The only models that perform well given random parameters are those that are sufficiently restrictive. Like weather forecasts, where perturbations of the initial conditions give a distribution of possible outcomes. Machine learning models are almost never restrictive.


Of course, I agree with you that the parameter space is ridiculously large. But sadly, that's what people do in practice. And with 20mio, their example is still small in comparison to GPT-3 with 175 billion parameters.

I disagree with you on the restrictive part. Those ML models that are inspired by biology tend to be restrictive, the same way that the development of mammal brains is assumed to be restricted by genetically determined structure. Pretty much all SOTA optical flow algorithms are restricted in what they can learn. And those restrictions are what makes convergence and unsupervised learning possible, because the problem by itself is very ill posed.

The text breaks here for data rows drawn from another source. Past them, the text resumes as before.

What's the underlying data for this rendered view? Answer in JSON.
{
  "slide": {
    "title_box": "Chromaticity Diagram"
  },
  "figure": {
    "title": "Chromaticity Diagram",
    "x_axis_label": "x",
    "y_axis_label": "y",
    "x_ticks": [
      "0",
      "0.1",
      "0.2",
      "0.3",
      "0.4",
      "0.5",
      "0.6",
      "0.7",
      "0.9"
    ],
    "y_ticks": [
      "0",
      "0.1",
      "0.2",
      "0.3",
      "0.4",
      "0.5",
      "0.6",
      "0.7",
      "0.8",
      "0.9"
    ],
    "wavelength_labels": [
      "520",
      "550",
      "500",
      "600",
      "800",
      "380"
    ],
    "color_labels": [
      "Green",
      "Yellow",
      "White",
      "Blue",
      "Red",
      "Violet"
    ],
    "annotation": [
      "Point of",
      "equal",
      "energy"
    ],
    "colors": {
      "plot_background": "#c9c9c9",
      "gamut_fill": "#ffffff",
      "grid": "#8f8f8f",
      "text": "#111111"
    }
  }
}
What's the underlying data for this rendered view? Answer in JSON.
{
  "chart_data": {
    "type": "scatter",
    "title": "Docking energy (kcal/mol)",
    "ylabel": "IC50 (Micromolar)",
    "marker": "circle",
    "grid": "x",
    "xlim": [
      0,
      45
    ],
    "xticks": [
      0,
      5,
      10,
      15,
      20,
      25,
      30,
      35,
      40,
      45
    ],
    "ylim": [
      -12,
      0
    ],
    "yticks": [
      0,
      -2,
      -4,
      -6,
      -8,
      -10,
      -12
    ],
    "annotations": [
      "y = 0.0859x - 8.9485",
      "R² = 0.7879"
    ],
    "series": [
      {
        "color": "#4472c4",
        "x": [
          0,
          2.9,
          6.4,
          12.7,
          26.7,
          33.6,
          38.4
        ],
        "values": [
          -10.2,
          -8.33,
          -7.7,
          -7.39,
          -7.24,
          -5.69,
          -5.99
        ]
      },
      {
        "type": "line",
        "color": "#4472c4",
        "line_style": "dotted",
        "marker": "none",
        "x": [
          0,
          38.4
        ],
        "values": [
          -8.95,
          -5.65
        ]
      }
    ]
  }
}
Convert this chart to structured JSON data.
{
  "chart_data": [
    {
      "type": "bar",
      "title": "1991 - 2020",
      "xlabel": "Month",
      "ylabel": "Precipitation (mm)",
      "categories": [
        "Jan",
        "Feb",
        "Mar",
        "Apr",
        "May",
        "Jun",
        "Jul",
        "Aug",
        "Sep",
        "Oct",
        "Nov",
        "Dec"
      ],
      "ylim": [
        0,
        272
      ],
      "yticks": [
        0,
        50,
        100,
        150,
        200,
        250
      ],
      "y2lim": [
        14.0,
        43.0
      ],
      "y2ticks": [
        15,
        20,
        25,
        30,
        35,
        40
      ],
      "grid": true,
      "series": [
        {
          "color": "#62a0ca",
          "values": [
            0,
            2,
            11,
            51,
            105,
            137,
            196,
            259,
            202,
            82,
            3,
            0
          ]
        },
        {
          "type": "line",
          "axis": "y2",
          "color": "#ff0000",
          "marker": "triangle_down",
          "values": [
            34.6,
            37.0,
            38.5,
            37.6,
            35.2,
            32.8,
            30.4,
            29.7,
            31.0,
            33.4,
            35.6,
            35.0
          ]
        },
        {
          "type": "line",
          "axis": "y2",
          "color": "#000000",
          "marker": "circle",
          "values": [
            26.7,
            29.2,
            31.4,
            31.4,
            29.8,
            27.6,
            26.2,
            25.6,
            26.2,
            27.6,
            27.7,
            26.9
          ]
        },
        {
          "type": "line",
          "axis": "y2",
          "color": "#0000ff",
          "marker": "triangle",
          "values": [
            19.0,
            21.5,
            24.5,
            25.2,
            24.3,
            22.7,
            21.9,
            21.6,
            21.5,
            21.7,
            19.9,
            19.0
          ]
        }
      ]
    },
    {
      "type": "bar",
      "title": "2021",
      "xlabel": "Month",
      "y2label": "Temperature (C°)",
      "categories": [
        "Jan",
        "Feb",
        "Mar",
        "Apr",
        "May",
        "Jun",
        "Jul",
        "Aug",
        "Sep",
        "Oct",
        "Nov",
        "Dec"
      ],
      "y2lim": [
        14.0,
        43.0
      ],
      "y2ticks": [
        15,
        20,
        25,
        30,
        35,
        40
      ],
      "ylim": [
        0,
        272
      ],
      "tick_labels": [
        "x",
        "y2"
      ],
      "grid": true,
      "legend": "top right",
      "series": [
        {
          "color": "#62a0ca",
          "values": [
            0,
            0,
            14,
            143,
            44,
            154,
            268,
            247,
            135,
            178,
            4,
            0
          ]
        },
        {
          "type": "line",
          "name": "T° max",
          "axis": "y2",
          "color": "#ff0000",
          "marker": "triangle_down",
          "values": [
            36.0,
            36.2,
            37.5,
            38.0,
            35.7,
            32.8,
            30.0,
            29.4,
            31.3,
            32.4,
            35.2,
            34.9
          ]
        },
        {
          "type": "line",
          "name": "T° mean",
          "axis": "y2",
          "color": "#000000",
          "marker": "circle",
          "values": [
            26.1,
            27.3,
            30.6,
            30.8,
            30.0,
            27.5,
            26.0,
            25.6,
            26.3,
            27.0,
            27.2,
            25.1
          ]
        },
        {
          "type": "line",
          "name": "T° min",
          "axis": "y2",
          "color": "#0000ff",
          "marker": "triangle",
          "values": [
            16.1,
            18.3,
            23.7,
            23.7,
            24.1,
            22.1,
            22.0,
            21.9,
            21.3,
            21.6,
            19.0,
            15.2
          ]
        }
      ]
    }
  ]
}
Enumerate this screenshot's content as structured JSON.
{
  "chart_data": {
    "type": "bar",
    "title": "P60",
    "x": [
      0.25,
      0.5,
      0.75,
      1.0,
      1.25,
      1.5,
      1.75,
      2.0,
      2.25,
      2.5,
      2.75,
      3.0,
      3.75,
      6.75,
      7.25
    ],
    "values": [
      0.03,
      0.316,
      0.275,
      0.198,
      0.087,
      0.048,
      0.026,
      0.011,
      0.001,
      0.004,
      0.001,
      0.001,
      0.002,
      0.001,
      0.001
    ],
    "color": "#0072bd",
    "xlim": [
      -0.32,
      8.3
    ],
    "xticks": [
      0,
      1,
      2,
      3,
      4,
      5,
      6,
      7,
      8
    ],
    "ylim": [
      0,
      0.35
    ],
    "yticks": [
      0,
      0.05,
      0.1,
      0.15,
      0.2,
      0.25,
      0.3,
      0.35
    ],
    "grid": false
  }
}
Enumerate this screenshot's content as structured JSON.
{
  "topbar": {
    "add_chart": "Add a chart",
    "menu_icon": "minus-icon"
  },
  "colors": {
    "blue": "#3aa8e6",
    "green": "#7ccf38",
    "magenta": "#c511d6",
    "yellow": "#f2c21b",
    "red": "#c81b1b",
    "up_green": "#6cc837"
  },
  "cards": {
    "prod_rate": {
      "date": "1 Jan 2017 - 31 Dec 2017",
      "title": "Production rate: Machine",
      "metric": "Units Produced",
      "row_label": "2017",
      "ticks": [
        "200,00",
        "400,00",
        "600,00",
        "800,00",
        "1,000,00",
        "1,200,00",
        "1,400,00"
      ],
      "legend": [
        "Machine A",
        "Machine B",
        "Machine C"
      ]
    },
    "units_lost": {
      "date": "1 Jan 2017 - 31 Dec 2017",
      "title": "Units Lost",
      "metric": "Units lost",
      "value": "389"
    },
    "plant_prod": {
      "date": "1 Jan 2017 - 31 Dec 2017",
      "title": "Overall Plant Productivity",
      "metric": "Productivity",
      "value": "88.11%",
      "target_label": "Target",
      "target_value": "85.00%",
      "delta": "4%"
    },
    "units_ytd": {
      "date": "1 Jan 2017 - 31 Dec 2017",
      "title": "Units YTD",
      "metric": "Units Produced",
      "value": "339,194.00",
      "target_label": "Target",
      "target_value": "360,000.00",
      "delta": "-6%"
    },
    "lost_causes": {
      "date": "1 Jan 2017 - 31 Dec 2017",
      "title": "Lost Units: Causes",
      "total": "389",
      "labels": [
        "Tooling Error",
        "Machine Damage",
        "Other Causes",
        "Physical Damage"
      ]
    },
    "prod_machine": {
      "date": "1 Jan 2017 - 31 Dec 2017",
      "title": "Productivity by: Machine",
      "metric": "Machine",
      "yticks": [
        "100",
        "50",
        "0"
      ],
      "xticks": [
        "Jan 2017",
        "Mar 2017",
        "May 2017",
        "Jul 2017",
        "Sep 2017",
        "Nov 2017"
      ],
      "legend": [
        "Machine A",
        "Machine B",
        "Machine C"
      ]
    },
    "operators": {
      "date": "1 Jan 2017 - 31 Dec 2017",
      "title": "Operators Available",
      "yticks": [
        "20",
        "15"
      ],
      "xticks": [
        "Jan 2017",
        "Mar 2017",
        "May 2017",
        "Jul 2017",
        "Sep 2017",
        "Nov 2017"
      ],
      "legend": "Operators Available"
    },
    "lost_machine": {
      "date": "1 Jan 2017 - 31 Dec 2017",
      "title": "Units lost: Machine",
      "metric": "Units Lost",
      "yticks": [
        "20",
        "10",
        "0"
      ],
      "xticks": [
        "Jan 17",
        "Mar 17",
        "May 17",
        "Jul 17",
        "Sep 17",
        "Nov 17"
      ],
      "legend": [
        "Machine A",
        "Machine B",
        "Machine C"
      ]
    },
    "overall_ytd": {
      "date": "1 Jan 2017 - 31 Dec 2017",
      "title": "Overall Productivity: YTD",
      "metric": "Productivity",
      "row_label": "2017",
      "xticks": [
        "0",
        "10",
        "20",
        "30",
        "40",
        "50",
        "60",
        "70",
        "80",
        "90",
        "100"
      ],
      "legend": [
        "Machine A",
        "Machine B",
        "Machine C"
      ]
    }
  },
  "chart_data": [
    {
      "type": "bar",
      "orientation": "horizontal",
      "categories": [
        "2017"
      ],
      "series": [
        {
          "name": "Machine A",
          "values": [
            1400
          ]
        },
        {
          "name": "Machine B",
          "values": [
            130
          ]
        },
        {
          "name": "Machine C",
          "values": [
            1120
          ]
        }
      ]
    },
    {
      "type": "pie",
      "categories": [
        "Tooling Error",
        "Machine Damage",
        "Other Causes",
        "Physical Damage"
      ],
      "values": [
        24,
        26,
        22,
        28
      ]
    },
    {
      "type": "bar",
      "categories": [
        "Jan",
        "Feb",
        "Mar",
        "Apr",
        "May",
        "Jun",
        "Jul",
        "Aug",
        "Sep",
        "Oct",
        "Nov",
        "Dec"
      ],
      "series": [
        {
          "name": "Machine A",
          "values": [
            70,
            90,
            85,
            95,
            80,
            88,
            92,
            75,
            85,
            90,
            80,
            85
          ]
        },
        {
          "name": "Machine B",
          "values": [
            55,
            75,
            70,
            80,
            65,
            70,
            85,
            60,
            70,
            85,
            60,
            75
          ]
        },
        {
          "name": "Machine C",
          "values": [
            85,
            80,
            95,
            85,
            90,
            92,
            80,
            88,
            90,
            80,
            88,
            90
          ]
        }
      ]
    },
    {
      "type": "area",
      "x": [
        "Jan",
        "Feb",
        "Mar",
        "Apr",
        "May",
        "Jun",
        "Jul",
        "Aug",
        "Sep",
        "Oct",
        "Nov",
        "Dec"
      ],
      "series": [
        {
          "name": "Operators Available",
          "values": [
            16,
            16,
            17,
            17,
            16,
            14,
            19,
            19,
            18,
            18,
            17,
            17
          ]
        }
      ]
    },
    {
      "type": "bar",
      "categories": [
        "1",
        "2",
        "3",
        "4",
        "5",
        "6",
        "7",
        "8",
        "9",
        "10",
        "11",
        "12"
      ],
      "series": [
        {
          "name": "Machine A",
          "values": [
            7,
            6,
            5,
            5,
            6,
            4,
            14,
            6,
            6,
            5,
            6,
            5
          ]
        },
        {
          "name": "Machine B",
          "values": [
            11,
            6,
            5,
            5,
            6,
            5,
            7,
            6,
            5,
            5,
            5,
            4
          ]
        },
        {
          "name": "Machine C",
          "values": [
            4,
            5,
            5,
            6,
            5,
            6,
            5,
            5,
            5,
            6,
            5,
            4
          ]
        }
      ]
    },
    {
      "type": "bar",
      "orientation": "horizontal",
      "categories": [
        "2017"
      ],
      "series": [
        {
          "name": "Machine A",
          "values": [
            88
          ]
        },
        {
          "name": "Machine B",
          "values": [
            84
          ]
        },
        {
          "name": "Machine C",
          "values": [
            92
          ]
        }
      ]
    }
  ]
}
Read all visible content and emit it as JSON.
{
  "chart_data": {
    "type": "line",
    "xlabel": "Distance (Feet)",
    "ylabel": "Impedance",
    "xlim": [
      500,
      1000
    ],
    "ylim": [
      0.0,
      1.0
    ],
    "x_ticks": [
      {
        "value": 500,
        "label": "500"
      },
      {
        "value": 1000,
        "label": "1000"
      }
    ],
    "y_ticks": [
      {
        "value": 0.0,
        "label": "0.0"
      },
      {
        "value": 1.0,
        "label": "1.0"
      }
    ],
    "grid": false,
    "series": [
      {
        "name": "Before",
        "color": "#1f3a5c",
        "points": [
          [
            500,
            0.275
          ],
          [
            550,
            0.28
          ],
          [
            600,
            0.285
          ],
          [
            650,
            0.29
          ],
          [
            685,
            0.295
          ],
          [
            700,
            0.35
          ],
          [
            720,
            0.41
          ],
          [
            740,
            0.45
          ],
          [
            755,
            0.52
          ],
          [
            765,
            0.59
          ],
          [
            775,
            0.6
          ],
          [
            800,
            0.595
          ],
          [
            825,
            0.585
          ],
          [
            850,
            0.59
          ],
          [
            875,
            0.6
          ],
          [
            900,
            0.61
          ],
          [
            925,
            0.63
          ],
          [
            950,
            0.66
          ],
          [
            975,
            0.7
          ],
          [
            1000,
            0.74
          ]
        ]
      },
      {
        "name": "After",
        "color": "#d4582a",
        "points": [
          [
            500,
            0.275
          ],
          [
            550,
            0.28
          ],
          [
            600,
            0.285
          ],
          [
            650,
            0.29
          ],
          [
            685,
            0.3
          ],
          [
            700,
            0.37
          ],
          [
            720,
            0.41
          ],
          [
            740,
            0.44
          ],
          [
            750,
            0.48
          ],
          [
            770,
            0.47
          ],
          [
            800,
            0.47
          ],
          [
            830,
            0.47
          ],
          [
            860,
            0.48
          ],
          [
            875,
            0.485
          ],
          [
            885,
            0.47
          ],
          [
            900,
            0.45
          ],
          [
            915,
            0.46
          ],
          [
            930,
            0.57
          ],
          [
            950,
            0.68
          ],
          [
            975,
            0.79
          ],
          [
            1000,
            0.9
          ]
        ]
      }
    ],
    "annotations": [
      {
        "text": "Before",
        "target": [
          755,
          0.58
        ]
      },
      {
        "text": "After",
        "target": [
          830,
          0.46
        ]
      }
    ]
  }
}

Non-parametric statistics blurs the lines a bit, prequential statistics (ala Dawid) blurs the lines even more, but he is not wrong. A traditional statistician will be excited about a method because it can recover the parameter (be it finite dimensional, or infinite dimensional). On the other hand an ML person will be excited about a method because, even if the method sucks at recovering the parameters, it does well on the prediction task (if it can be shown that it approaches the theoretical limit of the best that one can do, no matter what the distribution of the dats, and it can do so with efficient use of compute power, ... that would be the holy grail).